Overexpression of colony-stimulating factor 1(CSF1) occurs in most TGCTs. Surgical resection is the standard treatment for TGCT. However, not all patients are suitable for surgical treatment. It is difficult to remove tumors of diffuse patients by surgery, which may possibly lead to severe joint damage, total synovectomy, joint replacement, or even amputation, and the risk of surgical complications can be high. It has been reported that more than 50% of patients with diffuse TGCT will undergo recurrence after surgical resection. For those TGCT patients not amenable to surgery, there is currently no approved drug available in China.
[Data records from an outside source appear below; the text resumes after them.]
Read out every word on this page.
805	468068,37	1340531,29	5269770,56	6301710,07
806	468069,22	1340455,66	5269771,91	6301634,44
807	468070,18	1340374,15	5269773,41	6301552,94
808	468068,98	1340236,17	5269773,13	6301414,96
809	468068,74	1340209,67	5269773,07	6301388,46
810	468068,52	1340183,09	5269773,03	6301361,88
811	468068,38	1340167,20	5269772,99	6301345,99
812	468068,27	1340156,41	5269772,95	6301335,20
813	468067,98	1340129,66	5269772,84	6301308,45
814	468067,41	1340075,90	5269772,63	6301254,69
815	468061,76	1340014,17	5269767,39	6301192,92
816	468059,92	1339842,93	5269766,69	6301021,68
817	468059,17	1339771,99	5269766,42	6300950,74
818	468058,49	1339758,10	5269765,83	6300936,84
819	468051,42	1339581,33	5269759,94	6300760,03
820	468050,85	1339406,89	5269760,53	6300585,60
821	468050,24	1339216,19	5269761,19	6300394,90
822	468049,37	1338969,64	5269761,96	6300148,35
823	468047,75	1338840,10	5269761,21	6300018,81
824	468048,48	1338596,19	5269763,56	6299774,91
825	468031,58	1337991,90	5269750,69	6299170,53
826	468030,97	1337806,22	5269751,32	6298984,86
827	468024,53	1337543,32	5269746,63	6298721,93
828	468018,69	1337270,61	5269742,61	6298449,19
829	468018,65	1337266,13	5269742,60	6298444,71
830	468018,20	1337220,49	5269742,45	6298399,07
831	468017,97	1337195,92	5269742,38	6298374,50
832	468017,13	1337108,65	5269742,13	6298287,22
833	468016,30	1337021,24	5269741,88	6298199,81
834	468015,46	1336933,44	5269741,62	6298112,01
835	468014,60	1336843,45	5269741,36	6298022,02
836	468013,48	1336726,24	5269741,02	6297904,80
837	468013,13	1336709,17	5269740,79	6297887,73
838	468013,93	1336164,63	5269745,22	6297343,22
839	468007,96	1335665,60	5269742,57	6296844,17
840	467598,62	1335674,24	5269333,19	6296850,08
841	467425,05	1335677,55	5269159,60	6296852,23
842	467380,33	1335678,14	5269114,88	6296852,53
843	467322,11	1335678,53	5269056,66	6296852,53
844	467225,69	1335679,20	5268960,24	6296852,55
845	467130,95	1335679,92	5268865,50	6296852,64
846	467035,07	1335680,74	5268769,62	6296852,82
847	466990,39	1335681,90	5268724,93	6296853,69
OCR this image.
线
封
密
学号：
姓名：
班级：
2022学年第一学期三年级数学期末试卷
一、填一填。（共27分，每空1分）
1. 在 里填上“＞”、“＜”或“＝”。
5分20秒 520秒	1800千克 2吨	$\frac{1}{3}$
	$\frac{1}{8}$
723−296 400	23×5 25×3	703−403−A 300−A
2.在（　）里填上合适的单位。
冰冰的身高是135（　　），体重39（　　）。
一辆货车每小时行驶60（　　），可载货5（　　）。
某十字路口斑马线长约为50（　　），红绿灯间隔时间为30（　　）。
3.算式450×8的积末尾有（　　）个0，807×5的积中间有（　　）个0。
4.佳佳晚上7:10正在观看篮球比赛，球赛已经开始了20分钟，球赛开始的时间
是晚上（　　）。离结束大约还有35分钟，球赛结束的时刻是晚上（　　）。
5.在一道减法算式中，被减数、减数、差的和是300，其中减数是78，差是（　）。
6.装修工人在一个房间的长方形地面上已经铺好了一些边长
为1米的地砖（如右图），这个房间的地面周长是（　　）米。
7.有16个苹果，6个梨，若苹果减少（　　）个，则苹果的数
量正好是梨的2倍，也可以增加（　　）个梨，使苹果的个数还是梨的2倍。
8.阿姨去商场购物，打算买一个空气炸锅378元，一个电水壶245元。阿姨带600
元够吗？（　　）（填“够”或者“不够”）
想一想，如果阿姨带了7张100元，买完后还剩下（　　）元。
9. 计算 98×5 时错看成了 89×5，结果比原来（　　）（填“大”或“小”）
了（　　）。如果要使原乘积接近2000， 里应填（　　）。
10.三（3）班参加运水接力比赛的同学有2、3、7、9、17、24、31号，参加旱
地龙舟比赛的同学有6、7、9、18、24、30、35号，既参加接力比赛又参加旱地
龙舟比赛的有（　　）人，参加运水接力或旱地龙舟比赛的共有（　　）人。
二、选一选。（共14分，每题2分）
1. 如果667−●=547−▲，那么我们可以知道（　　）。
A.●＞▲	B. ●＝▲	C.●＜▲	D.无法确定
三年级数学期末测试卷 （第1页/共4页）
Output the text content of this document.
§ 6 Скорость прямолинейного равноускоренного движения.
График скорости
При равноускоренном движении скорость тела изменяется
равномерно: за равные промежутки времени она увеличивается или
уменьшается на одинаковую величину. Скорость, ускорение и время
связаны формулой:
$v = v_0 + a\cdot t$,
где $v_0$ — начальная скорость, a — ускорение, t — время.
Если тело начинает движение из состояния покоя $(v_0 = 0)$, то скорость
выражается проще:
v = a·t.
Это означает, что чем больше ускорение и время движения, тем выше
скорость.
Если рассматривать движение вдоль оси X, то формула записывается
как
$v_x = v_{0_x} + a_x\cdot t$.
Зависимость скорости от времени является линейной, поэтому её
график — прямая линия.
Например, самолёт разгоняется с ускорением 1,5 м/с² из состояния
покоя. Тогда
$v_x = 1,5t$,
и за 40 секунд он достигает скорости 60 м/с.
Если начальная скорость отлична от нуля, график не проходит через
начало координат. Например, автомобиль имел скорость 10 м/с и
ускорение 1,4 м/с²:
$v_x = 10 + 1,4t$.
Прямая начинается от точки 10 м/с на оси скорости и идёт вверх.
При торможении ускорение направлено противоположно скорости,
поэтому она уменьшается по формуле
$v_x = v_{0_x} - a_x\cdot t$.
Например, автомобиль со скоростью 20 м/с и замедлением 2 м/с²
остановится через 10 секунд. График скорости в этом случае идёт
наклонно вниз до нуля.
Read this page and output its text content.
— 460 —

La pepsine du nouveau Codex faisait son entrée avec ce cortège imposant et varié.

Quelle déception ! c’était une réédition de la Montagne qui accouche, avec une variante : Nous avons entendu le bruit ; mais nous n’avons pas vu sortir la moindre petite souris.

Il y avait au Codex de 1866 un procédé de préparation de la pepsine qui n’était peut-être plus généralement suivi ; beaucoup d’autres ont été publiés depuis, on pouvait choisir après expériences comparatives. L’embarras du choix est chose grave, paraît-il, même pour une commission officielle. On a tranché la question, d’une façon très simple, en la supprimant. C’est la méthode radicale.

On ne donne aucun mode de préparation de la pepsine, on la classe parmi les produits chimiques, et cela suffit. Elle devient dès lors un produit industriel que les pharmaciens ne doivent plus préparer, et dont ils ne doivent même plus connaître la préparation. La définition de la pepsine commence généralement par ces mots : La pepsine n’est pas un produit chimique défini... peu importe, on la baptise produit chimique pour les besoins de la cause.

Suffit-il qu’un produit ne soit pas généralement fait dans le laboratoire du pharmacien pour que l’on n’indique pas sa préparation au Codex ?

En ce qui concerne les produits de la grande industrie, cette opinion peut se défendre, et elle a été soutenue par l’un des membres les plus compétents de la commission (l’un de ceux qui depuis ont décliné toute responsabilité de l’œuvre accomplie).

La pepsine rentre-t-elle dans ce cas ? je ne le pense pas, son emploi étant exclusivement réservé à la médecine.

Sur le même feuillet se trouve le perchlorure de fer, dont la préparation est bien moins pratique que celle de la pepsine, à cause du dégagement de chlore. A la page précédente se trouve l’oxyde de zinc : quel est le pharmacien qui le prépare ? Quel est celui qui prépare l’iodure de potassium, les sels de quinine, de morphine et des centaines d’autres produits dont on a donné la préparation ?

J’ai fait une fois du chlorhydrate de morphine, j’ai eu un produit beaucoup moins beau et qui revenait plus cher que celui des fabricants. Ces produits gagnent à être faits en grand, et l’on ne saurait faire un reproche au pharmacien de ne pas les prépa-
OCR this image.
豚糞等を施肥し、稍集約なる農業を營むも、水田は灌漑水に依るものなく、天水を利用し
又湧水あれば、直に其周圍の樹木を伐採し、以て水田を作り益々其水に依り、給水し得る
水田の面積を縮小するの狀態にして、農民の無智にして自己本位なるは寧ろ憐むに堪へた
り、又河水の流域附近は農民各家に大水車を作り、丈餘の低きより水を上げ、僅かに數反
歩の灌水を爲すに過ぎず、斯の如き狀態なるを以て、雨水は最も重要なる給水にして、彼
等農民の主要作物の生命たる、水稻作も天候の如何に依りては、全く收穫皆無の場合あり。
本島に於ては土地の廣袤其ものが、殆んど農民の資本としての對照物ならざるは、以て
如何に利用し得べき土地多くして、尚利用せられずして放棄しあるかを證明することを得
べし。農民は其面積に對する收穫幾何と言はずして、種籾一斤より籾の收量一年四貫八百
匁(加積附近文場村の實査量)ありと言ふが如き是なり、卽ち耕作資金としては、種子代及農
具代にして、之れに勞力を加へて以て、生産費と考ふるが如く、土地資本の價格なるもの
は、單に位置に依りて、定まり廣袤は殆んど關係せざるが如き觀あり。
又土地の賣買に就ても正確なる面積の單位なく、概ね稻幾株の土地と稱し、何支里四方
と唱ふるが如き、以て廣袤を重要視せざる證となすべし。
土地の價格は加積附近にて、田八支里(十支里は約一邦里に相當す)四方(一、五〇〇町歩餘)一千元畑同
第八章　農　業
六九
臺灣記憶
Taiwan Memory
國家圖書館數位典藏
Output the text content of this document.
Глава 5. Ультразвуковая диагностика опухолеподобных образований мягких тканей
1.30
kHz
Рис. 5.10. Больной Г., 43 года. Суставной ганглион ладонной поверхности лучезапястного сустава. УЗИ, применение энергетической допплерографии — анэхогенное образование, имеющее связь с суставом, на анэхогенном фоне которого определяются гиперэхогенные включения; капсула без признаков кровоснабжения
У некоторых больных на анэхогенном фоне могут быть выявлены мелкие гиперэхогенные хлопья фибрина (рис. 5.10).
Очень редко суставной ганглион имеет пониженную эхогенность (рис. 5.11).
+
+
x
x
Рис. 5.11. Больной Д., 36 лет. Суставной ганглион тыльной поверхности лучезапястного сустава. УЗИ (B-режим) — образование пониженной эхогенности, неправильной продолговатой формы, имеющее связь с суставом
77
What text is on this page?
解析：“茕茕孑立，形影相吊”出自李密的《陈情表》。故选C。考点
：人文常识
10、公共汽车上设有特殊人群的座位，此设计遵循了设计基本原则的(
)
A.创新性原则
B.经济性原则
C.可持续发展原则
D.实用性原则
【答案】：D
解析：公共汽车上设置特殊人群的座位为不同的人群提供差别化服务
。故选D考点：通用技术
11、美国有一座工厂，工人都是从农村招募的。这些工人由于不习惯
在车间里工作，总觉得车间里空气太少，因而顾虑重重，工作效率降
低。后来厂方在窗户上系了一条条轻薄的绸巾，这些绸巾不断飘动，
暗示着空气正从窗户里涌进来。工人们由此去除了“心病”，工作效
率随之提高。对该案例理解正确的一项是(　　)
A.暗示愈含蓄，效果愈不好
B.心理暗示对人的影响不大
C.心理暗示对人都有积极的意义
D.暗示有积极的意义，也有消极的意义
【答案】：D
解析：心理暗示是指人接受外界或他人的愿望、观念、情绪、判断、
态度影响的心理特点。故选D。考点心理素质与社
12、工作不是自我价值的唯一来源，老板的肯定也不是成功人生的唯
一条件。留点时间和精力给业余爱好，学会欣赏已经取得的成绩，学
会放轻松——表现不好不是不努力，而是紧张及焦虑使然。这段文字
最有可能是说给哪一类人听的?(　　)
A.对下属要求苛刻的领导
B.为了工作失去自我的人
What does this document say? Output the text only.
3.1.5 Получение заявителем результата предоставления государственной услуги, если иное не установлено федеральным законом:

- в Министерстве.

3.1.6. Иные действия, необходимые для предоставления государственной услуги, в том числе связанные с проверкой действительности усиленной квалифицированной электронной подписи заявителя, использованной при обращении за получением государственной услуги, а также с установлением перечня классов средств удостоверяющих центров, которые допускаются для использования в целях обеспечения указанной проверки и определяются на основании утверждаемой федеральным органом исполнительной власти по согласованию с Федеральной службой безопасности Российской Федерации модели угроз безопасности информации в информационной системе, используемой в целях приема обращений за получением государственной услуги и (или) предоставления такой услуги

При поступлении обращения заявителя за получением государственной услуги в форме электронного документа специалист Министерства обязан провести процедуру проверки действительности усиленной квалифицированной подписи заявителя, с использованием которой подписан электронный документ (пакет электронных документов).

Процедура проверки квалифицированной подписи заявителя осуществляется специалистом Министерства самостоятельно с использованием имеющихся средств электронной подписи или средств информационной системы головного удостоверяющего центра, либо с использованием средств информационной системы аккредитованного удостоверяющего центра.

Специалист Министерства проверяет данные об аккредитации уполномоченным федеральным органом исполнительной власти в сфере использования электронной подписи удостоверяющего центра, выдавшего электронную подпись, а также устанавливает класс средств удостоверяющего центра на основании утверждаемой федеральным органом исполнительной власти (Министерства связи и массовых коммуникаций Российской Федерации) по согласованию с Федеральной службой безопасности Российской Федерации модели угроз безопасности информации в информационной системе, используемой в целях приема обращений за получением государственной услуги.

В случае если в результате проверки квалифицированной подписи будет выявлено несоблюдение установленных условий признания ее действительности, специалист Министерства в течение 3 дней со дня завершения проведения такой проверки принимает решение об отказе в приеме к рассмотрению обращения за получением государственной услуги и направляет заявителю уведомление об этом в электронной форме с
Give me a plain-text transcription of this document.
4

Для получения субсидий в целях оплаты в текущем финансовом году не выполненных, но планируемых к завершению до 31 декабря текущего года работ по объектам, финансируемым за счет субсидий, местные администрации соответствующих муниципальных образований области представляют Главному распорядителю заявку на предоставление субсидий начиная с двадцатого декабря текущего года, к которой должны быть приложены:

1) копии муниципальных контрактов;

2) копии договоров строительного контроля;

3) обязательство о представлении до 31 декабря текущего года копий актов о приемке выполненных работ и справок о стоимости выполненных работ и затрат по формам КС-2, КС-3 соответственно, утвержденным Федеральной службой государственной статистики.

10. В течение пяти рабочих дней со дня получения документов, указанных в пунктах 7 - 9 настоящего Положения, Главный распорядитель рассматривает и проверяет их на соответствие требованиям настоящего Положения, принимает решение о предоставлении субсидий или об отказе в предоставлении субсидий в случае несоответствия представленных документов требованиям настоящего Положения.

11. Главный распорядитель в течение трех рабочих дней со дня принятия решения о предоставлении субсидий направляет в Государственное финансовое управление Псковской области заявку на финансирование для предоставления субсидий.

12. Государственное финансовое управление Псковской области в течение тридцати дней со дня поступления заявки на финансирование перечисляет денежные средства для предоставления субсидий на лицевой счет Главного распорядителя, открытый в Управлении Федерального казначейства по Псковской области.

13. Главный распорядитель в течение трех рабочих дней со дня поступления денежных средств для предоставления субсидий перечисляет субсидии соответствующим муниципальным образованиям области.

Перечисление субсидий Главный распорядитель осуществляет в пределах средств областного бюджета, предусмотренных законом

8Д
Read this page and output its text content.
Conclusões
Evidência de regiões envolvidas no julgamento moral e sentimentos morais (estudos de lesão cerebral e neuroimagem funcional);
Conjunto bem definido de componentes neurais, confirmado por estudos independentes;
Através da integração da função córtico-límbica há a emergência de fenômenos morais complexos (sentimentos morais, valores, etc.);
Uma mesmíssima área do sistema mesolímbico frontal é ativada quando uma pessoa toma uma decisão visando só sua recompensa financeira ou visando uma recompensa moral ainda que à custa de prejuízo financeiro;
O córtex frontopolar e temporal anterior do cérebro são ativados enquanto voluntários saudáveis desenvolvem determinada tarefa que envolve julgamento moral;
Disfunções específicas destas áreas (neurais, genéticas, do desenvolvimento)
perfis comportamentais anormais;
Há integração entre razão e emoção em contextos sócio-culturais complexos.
ABSK021 is a novel, orally available, highly selective, and highly potent small molecule inhibitor of CSF-1R, independently developed by Abbisko Therapeutics. It is also the first selective CSF-1R inhibitor discovered by a Chinese company that has advanced into human clinical trial. A number of studies have shown that blocking the CSF-1R signaling pathway could effectively modulate and change macrophage functions, and potentially treat many macrophage-dependent human diseases. Abbisko has completed a phase Ia dose escalation study for ABSK021 in the U.S., with phase Ib expansion ongoing in both U.S. and China. In addition to TGCT, Abbisko is actively exploring the potential of ABSK021 in treating other indications including many types of solid tumors in clinic, and has collaborated with Sperogenix in exploring its potential for treating ALS and other CNS diseases. As of the date of this press release, no high-selective CSF-1R inhibitor has been approved in China.